Begitu sampai finish, semua bersorak sambil menyebut nama saya. Sementara saya senyum-senyum simpul haha! Makanya saya menyebut lomba kali ini istimewa, karena punya pengalaman jadi peserta terakhir yang sampai finish. Ah tak mengapa, yang penting sampai juga dengan keadaan sehat karena ada dua peserta ditengah-tengah jarak tidak melanjutkan, karena kakinya kram. Jadi suami catatan waktunya 49 menit, sementara saya 1 jam 25 menit. Catatan waktu saya lebih lama dibanding yang tahun lalu. Sampai finish saya lalu minum dua gelas dan makan jeruk. Saking laparnya saya sampai nambah berkali-kali jeruk yang disediakan panitia. Setiap peserta diberi Flash Disk ketika sampai finish, sebagai kenang-kenangan.

Finisher 10 Km
10 Km Finisher

Saya suka baca buku di bawah ini, bercerita kisah orang orang yang tergerak untuk lari dengan tempo masing-masing sesuai kemampuan. Mengingatkan akan tempo saya sendiri.
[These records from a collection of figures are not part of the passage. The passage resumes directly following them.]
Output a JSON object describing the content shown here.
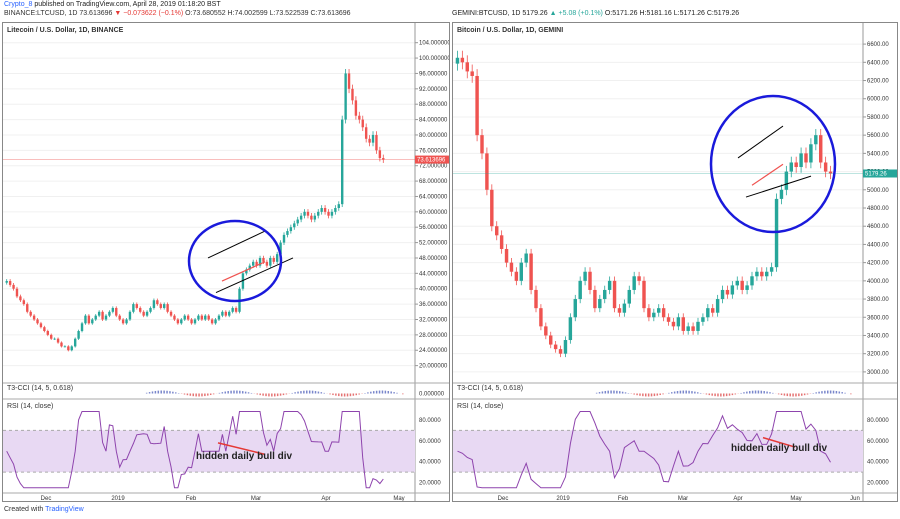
{
  "header": {
    "user": "Crypto_8",
    "published": " published on TradingView.com, April 28, 2019 01:18:20 BST",
    "symbol_line_prefix": "BINANCE:LTCUSD, 1D  73.613696 ",
    "symbol_line_change": "▼ −0.073622 (−0.1%)",
    "symbol_line_ohlc": " O:73.680552 H:74.002599 L:73.522539 C:73.613696"
  },
  "left": {
    "title": "Litecoin / U.S. Dollar, 1D, BINANCE",
    "indicator1": "T3-CCI (14, 5, 0.618)",
    "indicator2": "RSI (14, close)",
    "annotation": "hidden daily bull div",
    "price_tag": "73.613696",
    "axis_labels": [
      "104.000000",
      "100.000000",
      "96.000000",
      "92.000000",
      "88.000000",
      "84.000000",
      "80.000000",
      "76.000000",
      "72.000000",
      "68.000000",
      "64.000000",
      "60.000000",
      "56.000000",
      "52.000000",
      "48.000000",
      "44.000000",
      "40.000000",
      "36.000000",
      "32.000000",
      "28.000000",
      "24.000000",
      "20.000000"
    ],
    "cci_label": "0.000000",
    "rsi_labels": [
      "80.0000",
      "60.0000",
      "40.0000",
      "20.0000"
    ],
    "x_labels": [
      "Dec",
      "2019",
      "Feb",
      "Mar",
      "Apr",
      "May"
    ]
  },
  "right": {
    "header": {
      "prefix": "GEMINI:BTCUSD, 1D  5179.26 ",
      "change": "▲ +5.08 (+0.1%)",
      "ohlc": " O:5171.26 H:5181.16 L:5171.26 C:5179.26"
    },
    "title": "Bitcoin / U.S. Dollar, 1D, GEMINI",
    "indicator1": "T3-CCI (14, 5, 0.618)",
    "indicator2": "RSI (14, close)",
    "annotation": "hidden daily bull div",
    "price_tag": "5179.26",
    "axis_labels": [
      "6600.00",
      "6400.00",
      "6200.00",
      "6000.00",
      "5800.00",
      "5600.00",
      "5400.00",
      "5200.00",
      "5000.00",
      "4800.00",
      "4600.00",
      "4400.00",
      "4200.00",
      "4000.00",
      "3800.00",
      "3600.00",
      "3400.00",
      "3200.00",
      "3000.00"
    ],
    "rsi_labels": [
      "80.0000",
      "60.0000",
      "40.0000",
      "20.0000"
    ],
    "x_labels": [
      "Dec",
      "2019",
      "Feb",
      "Mar",
      "Apr",
      "May",
      "Jun"
    ]
  },
  "footer": {
    "created": "Created with ",
    "brand": "TradingView"
  },
  "colors": {
    "up": "#26a69a",
    "down": "#ef5350",
    "rsi_line": "#8e44ad",
    "rsi_band": "#e8d9f3",
    "circle": "#1a1adb",
    "last_price": "#ef5350",
    "btc_last": "#26a69a"
  },
  "chart_data": [
    {
      "type": "candlestick",
      "title": "Litecoin / U.S. Dollar, 1D, BINANCE",
      "ylim": [
        20,
        104
      ],
      "x_ticks": [
        "Dec",
        "2019",
        "Feb",
        "Mar",
        "Apr",
        "May"
      ],
      "close": [
        42,
        41,
        40,
        38,
        37,
        36,
        34,
        33,
        32,
        31,
        30,
        29,
        28,
        27,
        27,
        26,
        25,
        25,
        24,
        25,
        27,
        29,
        31,
        33,
        31,
        32,
        33,
        34,
        32,
        33,
        34,
        35,
        33,
        32,
        31,
        32,
        34,
        36,
        35,
        34,
        33,
        34,
        35,
        37,
        36,
        35,
        36,
        34,
        33,
        32,
        31,
        32,
        33,
        32,
        31,
        32,
        33,
        32,
        33,
        32,
        31,
        32,
        33,
        34,
        33,
        34,
        35,
        34,
        40,
        44,
        45,
        46,
        47,
        46,
        48,
        47,
        46,
        48,
        47,
        49,
        52,
        54,
        55,
        56,
        57,
        58,
        59,
        60,
        59,
        58,
        59,
        60,
        61,
        60,
        59,
        60,
        61,
        62,
        84,
        96,
        92,
        89,
        85,
        84,
        82,
        79,
        78,
        80,
        76,
        74,
        73.6
      ]
    },
    {
      "type": "candlestick",
      "title": "Bitcoin / U.S. Dollar, 1D, GEMINI",
      "ylim": [
        3000,
        6600
      ],
      "x_ticks": [
        "Dec",
        "2019",
        "Feb",
        "Mar",
        "Apr",
        "May",
        "Jun"
      ],
      "close": [
        6450,
        6400,
        6300,
        6250,
        5600,
        5400,
        5000,
        4600,
        4500,
        4350,
        4200,
        4100,
        4000,
        4200,
        4300,
        3900,
        3700,
        3500,
        3400,
        3300,
        3250,
        3200,
        3350,
        3600,
        3800,
        4000,
        4100,
        3900,
        3700,
        3800,
        3900,
        4000,
        3700,
        3650,
        3750,
        3900,
        4050,
        4000,
        3700,
        3600,
        3650,
        3700,
        3600,
        3550,
        3500,
        3600,
        3450,
        3500,
        3450,
        3550,
        3600,
        3700,
        3650,
        3800,
        3900,
        3850,
        3950,
        4000,
        3900,
        3950,
        4050,
        4100,
        4050,
        4100,
        4150,
        4900,
        5000,
        5200,
        5300,
        5250,
        5400,
        5300,
        5500,
        5600,
        5300,
        5200,
        5179
      ]
    }
  ]
}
Jadi itulah pengalaman lomba lari hari ini. Menyenangkan karena banyak kejadian yang bisa membuat senyum-senyum sendiri kalau diingat.
Cerita Akhir Pekan

Numpang sedikit tentang cerita akhir pekan selain lomba lari. Jadi hari sabtu, saya tiba-tiba kepengen klepon (lagi). Akhirnya saya buat klepon dalam porsi banyak karena untuk dikasih ke Mertua juga. Selain buat klepon, saya juga buat serundeng untuk persediaan. Lumayan bisa jadi teman makan atau ditabur pas makan salad. Saya kasih juga Serundeng ke Mama mertua karena Beliau suka sekali dengan Serundeng dan Klepon

Klepon
Klepon
Serundeng
Serundeng

Lalu makan siang kami, saya masak yang cepat saja. Tumis kangkung dan tempe penyet. Kami berdua suka sekali sambel penyet tempe. Tempenya dipanggang soalnya males goreng-goreng. Saking malesnya saya dengan goreng-goreng, minyal 1L selama 4 bulan masih ada separuh botol.
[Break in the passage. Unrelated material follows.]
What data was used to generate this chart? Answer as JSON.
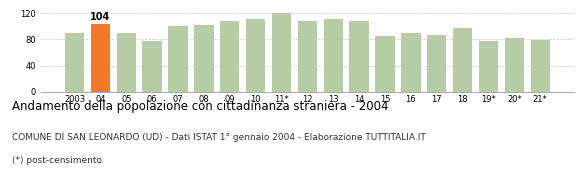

Penyetan tempe, tumis kangkung plus pete, serundeng, dan quinoa
Penyetan tempe, tumis kangkung plus pete, serundeng, dan quinoa

Pulang dari rumah Mama, kami mampir sepedahan di hutan dan tiduran sebentar di pinggir danau mumpung cuaca cerah dan matahari bersinar meskipun dingin. Anggap saja sedang menabung vitamin D.

Tidur pinggir danau.
Tidur pinggir danau.


Begitulah cerita akhir pekan kami. Minggu depan dari ramalan cuaca mengatakan kalau matahari bersinar sepanjang minggu. Yiayy!

Bagaimana cerita akhir pekan kalian? Semoga juga menyenangkan. Selamat hari Senin, selamat mengawali minggu dengan keceriaan. Semoga sepanjang minggu keberkahan selalu menyertai kita semua.